3. Cloud Security & Infrastructure as Code

• Hardening: Secure AWS/GCP/Azure environments with a focus on IAM least privilege and container security (Kubernetes).
• Automated Guardrails: Develop agents and OPA (Open Policy Agent) policies / Terraform Sentinels to prevent insecure infrastructure deployments.
• Cross-Functional Tooling: Build and maintain a unified security "mesh" that integrates AppSec signals with Cloud logging (SIEM/SOAR).

4. Technical Leadership

• Act as the "Security Architect of Record" for high-impact cross-functional projects.
• Mentor senior engineers and foster a culture of "Security by Design" across the organization.

Nice to haves

• Contributions to open-source security tools or AI security research.
• Relevant certifications: OSCP/OSWE, AWS Certified Security, or specialized AI/ML credentials.
• Experience building custom Security Orchestration, Automation, and Response (SOAR) workflows.

Talkdesk is pioneering a new era of Customer Experience Automation (CXA), redefining how the world’s most admired brands interact with their customers through AI. Our global team of courageous innovators is customer-obsessed, building AI-first solutions that put empathy, trust, and transparency at the center of every interaction. We foster an inclusive culture where diverse perspectives drive our success and every voice belongs. Combining the stability of a global leader with the agility of a disruptor, Talkdeskers are empowered with the autonomy to drive meaningful impact, while giving back to the communities and environment around us.
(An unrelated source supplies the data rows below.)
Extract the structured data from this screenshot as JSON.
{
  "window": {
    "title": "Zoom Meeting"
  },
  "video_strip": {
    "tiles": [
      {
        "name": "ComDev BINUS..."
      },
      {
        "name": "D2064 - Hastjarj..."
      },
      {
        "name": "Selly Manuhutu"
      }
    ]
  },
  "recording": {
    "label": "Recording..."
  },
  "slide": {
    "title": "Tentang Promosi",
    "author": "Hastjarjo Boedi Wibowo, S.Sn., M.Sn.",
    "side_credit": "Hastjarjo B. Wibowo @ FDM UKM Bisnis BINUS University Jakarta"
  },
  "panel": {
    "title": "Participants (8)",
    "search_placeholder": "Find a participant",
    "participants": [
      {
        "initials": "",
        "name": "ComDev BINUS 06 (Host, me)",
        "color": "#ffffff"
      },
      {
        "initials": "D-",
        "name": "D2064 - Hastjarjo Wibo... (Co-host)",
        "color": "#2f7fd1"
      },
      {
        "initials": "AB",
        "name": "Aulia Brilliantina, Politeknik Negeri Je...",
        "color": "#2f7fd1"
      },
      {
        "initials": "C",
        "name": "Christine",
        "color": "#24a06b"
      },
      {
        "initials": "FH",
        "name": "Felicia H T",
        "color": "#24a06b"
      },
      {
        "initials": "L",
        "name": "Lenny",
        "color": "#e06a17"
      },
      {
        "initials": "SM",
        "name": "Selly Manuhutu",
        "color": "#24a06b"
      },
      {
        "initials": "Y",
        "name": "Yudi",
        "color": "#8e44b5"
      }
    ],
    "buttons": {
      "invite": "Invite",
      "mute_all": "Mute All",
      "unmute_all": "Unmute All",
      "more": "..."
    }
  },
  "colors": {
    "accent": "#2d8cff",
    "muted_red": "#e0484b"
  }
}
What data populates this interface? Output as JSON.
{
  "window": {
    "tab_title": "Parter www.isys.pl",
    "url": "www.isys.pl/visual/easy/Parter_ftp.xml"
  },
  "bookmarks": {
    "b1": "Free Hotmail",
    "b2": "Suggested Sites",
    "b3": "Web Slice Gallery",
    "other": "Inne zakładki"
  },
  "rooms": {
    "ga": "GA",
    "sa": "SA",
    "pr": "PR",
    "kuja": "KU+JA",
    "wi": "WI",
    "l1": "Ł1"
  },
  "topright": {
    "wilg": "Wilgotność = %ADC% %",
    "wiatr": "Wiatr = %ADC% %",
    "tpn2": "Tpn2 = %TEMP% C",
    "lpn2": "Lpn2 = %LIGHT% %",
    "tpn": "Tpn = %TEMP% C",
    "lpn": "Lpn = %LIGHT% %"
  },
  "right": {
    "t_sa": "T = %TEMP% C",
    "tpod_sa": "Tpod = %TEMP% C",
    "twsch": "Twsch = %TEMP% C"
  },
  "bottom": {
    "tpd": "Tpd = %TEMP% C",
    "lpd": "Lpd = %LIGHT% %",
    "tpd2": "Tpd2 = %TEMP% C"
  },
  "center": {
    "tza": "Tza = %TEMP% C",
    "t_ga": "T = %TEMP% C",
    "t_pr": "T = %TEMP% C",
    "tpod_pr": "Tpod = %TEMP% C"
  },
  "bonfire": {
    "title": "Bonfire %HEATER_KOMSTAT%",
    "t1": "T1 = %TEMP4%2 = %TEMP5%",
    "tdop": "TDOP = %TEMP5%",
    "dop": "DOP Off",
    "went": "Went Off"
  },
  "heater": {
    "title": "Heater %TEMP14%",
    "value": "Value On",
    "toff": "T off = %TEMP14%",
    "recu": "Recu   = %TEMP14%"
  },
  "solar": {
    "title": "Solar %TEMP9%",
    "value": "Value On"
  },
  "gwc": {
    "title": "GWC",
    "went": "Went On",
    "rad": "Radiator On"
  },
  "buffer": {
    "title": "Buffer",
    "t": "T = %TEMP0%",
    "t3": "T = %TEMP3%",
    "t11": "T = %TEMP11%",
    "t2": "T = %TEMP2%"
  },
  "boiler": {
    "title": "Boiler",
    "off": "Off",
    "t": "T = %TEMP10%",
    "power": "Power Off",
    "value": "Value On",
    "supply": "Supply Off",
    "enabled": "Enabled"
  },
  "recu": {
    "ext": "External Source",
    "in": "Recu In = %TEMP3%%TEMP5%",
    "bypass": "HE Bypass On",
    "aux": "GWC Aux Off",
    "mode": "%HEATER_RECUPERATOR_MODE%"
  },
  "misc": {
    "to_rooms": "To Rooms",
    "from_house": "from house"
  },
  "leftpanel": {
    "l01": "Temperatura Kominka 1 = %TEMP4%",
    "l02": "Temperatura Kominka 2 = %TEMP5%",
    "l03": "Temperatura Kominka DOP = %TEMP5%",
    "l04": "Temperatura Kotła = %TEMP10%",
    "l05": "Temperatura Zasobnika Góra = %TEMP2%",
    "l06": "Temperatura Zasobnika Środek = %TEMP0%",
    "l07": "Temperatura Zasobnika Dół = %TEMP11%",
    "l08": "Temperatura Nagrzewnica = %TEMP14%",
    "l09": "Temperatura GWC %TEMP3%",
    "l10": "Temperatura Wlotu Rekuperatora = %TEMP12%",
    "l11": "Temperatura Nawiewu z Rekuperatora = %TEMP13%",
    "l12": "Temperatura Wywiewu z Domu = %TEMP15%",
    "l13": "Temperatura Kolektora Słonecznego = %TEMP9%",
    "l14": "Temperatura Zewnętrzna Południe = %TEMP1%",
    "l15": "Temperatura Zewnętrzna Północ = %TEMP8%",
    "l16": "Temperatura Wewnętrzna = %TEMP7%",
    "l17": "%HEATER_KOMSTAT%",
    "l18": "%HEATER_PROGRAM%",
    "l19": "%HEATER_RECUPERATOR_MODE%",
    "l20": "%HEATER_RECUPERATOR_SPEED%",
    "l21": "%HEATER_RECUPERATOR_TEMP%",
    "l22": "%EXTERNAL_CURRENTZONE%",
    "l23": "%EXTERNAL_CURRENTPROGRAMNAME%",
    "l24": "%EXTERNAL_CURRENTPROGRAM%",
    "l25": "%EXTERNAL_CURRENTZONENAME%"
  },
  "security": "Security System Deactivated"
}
Talkdesk has been recognized as a Leader in the Gartner® Magic Quadrant™ for Contact Center as a Service (CCaaS) and in the G2 Overall Grid® Reports for AI Agents and Contact Center. With seven consecutive years on the Forbes Cloud 100 and multiple AI Breakthrough awards, there has never been a more exciting time to join us as we shape the future of customer experience automation!

Work Environment and Physical Requirements:

Primarily office-environment work, extended periods of sitting or standing, computer-based work. Limited lifting, and equipment usage limited to computer-related equipment (keyboards, mouse, etc.)

The Talkdesk story hinges on empathy and acceptance. It is the shared goal among all Talkdeskers to empower a new kind of customer hero through our innovative software solution, and we firmly believe that the best path to success for our mission is inclusivity, diversity, and genuine acceptance. To that end, we will hire, promote, work along, cheer for, bond with, and warmly welcome into the Talkdesk family all persons without regard to ethnic and racial identity, indigenous heritage, national origin, religion, gender, gender identity, gender expression, sexual orientation, age, disability, marital status, veteran status, genetic information, or any other legally protected status.